The mayor’s team asked him what he thought about renaming the city in honor of Swift, who will kick off her 52-date tour in Glendale.

“As mayor, you have to be able to take these things tongue in cheek,” Weiers told The Washington Post. “And I certainly am very good at that.”

So instead of getting it off his desk, Weiers signed a proclamation for Glendale to be renamed “Swift City” on Friday and Saturday, when the superstar is set to perform. The city announced the change Monday, sending sparks flying as fans reacted.

But as some praised the move, others have raised questions about its purpose and practicality.

Since the Swift City announcement, which has amassed more than 30,000 likes and 2.4 million views on Twitter, people in Arizona and across the country have questioned what the name change actually means. Would birth certificates from the weekend say Swift City? Could fans get Swift City, Ariz., listed on their plane tickets or driver’s licenses?

The short answer: No.

While Glendale plans to put up some “Welcome to Swift City” signs for the weekend, the two-day switch is symbolic, Weiers told The Post.

“It creates a good spirit,” he said. “It doesn’t harm anybody, and it certainly doesn’t cost our taxpayers any money.”

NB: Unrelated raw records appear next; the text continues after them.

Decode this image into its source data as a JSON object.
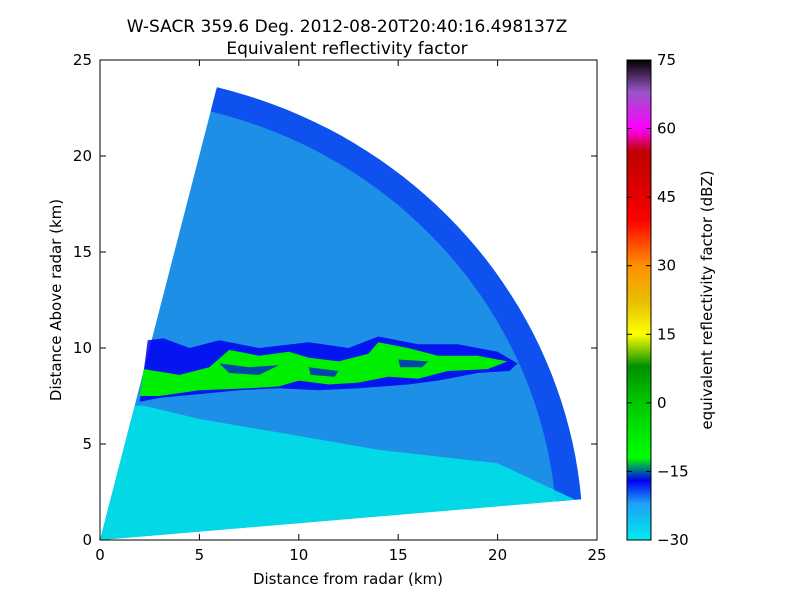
{
  "chart_data": {
    "type": "heatmap",
    "title_line1": "W-SACR 359.6 Deg. 2012-08-20T20:40:16.498137Z",
    "title_line2": "Equivalent reflectivity factor",
    "xlabel": "Distance from radar (km)",
    "ylabel": "Distance Above radar  (km)",
    "xlim": [
      0,
      25
    ],
    "ylim": [
      0,
      25
    ],
    "x_ticks": [
      "0",
      "5",
      "10",
      "15",
      "20",
      "25"
    ],
    "y_ticks": [
      "0",
      "5",
      "10",
      "15",
      "20",
      "25"
    ],
    "grid": false,
    "scan": {
      "range_max_km": 24.3,
      "elevation_min_deg": 5,
      "elevation_max_deg": 76
    },
    "colorbar": {
      "label": "equivalent reflectivity factor (dBZ)",
      "min": -30,
      "max": 75,
      "ticks": [
        "75",
        "60",
        "45",
        "30",
        "15",
        "0",
        "−15",
        "−30"
      ],
      "tick_values": [
        75,
        60,
        45,
        30,
        15,
        0,
        -15,
        -30
      ],
      "colors": [
        {
          "v": -30,
          "c": "#00ecec"
        },
        {
          "v": -22,
          "c": "#1ea0f6"
        },
        {
          "v": -17,
          "c": "#0000f6"
        },
        {
          "v": -12,
          "c": "#00ff00"
        },
        {
          "v": 0,
          "c": "#00c800"
        },
        {
          "v": 8,
          "c": "#009000"
        },
        {
          "v": 15,
          "c": "#ffff00"
        },
        {
          "v": 22,
          "c": "#e7c000"
        },
        {
          "v": 30,
          "c": "#ff9000"
        },
        {
          "v": 40,
          "c": "#ff0000"
        },
        {
          "v": 48,
          "c": "#d60000"
        },
        {
          "v": 55,
          "c": "#c00000"
        },
        {
          "v": 60,
          "c": "#ff00ff"
        },
        {
          "v": 68,
          "c": "#9955c9"
        },
        {
          "v": 75,
          "c": "#000000"
        }
      ]
    },
    "field_colors": {
      "near_clear": "#00e0e6",
      "background": "#1e8fe6",
      "edge": "#0a3cf0",
      "cloud_edge": "#0000f0",
      "cloud_core": "#00ee00"
    },
    "cloud_layer": {
      "x_range_km": [
        2,
        21
      ],
      "base_km": [
        7.3,
        8.9
      ],
      "top_km": [
        9.8,
        10.3
      ]
    }
  }
}
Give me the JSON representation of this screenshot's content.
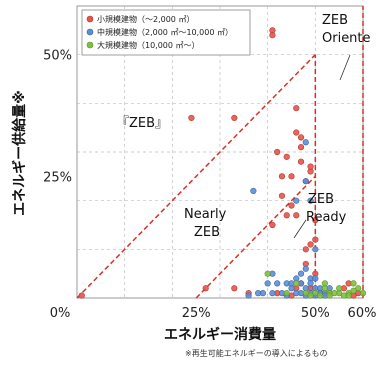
{
  "chart_data": {
    "type": "scatter",
    "xlabel": "エネルギー消費量",
    "ylabel": "エネルギー供給量※",
    "xlim": [
      0,
      60
    ],
    "ylim": [
      0,
      60
    ],
    "x_ticks": [
      {
        "value": 0,
        "label": "0%"
      },
      {
        "value": 25,
        "label": "25%"
      },
      {
        "value": 50,
        "label": "50%"
      },
      {
        "value": 60,
        "label": "60%"
      }
    ],
    "y_ticks": [
      {
        "value": 25,
        "label": "25%"
      },
      {
        "value": 50,
        "label": "50%"
      }
    ],
    "grid": true,
    "legend_position": "top-left",
    "zones": [
      {
        "label_lines": [
          "ZEB",
          "Oriente"
        ]
      },
      {
        "label_lines": [
          "『ZEB』"
        ]
      },
      {
        "label_lines": [
          "Nearly",
          "ZEB"
        ]
      },
      {
        "label_lines": [
          "ZEB",
          "Ready"
        ]
      }
    ],
    "series": [
      {
        "name": "小規模建物（〜2,000 ㎡）",
        "color": "#e8534a",
        "points": [
          [
            33,
            37
          ],
          [
            24,
            37
          ],
          [
            41,
            55
          ],
          [
            41,
            54
          ],
          [
            46,
            39
          ],
          [
            46,
            34
          ],
          [
            47,
            33
          ],
          [
            47,
            31
          ],
          [
            42,
            30
          ],
          [
            44,
            29
          ],
          [
            47,
            28
          ],
          [
            49,
            26
          ],
          [
            43,
            25
          ],
          [
            45,
            25
          ],
          [
            48,
            24
          ],
          [
            49,
            27
          ],
          [
            45,
            19
          ],
          [
            46,
            17
          ],
          [
            44,
            17
          ],
          [
            41,
            15
          ],
          [
            43,
            21
          ],
          [
            50,
            16
          ],
          [
            50,
            12
          ],
          [
            48,
            10
          ],
          [
            49,
            11
          ],
          [
            48,
            7
          ],
          [
            50,
            5
          ],
          [
            47,
            3
          ],
          [
            49,
            2
          ],
          [
            51,
            1
          ],
          [
            27,
            2
          ],
          [
            36,
            1
          ],
          [
            33,
            2
          ],
          [
            42,
            1
          ],
          [
            53,
            1
          ],
          [
            56,
            2
          ],
          [
            58,
            0.5
          ],
          [
            59,
            1
          ],
          [
            57,
            3
          ],
          [
            1,
            0.5
          ],
          [
            46,
            2
          ],
          [
            45,
            0.5
          ]
        ]
      },
      {
        "name": "中規模建物（2,000 ㎡〜10,000 ㎡）",
        "color": "#5b8ed6",
        "points": [
          [
            37,
            22
          ],
          [
            48,
            24
          ],
          [
            46,
            20
          ],
          [
            49,
            20
          ],
          [
            50,
            10
          ],
          [
            48,
            6
          ],
          [
            46,
            4
          ],
          [
            47,
            1
          ],
          [
            48,
            2
          ],
          [
            49,
            1
          ],
          [
            50,
            2
          ],
          [
            49,
            4
          ],
          [
            47,
            5
          ],
          [
            44,
            3
          ],
          [
            45,
            2
          ],
          [
            43,
            1
          ],
          [
            41,
            1
          ],
          [
            40,
            3
          ],
          [
            38,
            1
          ],
          [
            36,
            0.5
          ],
          [
            48,
            32
          ],
          [
            47,
            3
          ],
          [
            46,
            1
          ],
          [
            48,
            0.5
          ],
          [
            50,
            4
          ],
          [
            51,
            2
          ],
          [
            51,
            1
          ],
          [
            49,
            3
          ],
          [
            50,
            0.5
          ],
          [
            41,
            5
          ],
          [
            42,
            3
          ],
          [
            44,
            0.5
          ],
          [
            52,
            1
          ],
          [
            52,
            0.5
          ],
          [
            53,
            2
          ],
          [
            45,
            3
          ],
          [
            39,
            1
          ]
        ]
      },
      {
        "name": "大規模建物（10,000 ㎡〜）",
        "color": "#7fbf3f",
        "points": [
          [
            40,
            5
          ],
          [
            48,
            1
          ],
          [
            50,
            1
          ],
          [
            52,
            3
          ],
          [
            53,
            1
          ],
          [
            55,
            1
          ],
          [
            57,
            1
          ],
          [
            59,
            2
          ],
          [
            58,
            3
          ],
          [
            56,
            0.5
          ],
          [
            49,
            0.5
          ],
          [
            51,
            0.5
          ],
          [
            54,
            1
          ],
          [
            44,
            1
          ],
          [
            46,
            3
          ],
          [
            52,
            2
          ],
          [
            55,
            2
          ],
          [
            58,
            1.5
          ],
          [
            60,
            1
          ],
          [
            57,
            0.5
          ],
          [
            53,
            0.5
          ]
        ]
      }
    ]
  },
  "footnote": "※再生可能エネルギーの導入によるもの"
}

The city first announced its plan Friday, saying that it was taking on a Swift-inspired rebrand to “welcome her in ‘style’” alongside a video of Weiers walking in city hall to the song “Love Story (Taylor’s Version).” Fans swiftly took to social media to send in their guesses for the city’s new name — Swiftdale, Eraszona and Glendale (Taylor’s Version) were among the top guesses.

After the Swift City announcement Monday, Weiers said he hopes the other cities on the Eras Tour list would be “smart enough” to mark Swift’s appearances in similar ways.

“Why wouldn’t we try to take advantage of this, have fun with it and just make it as enjoyable as possible for any visitors, any of her fans that are here?” he said.

After the new city name dropped, Arizona state Rep. Analise Ortiz, a Democrat who represents Glendale, posted a TikTok with Rep. Lupe Contreras (D) to Swift’s song “Bejeweled,” writing in the caption that she was “thrilled” to welcome the artist to the state.

The TikTok quickly became one of Ortiz’s most-watched videos, with more than 280,000 views. Beyond bringing excitement for the Eras Tour, Ortiz said Glendale’s name change unexpectedly gave her a chance to connect with a younger audience.

“I would hope that through my silly TikTok dance, I might gain some new Swiftie followers who will then start to see my videos educating them on the legislative process,” she said.

For now, though, Ortiz is planning her outfit for the Saturday show she’ll be attending with three of her nieces. She hopes seeing the concert in Swift City only adds to the memories they’ll hold onto from the Eras Tour.

“For the city to be able to have a little fun and also celebrate the tour, it’s a good thing,” Ortiz said.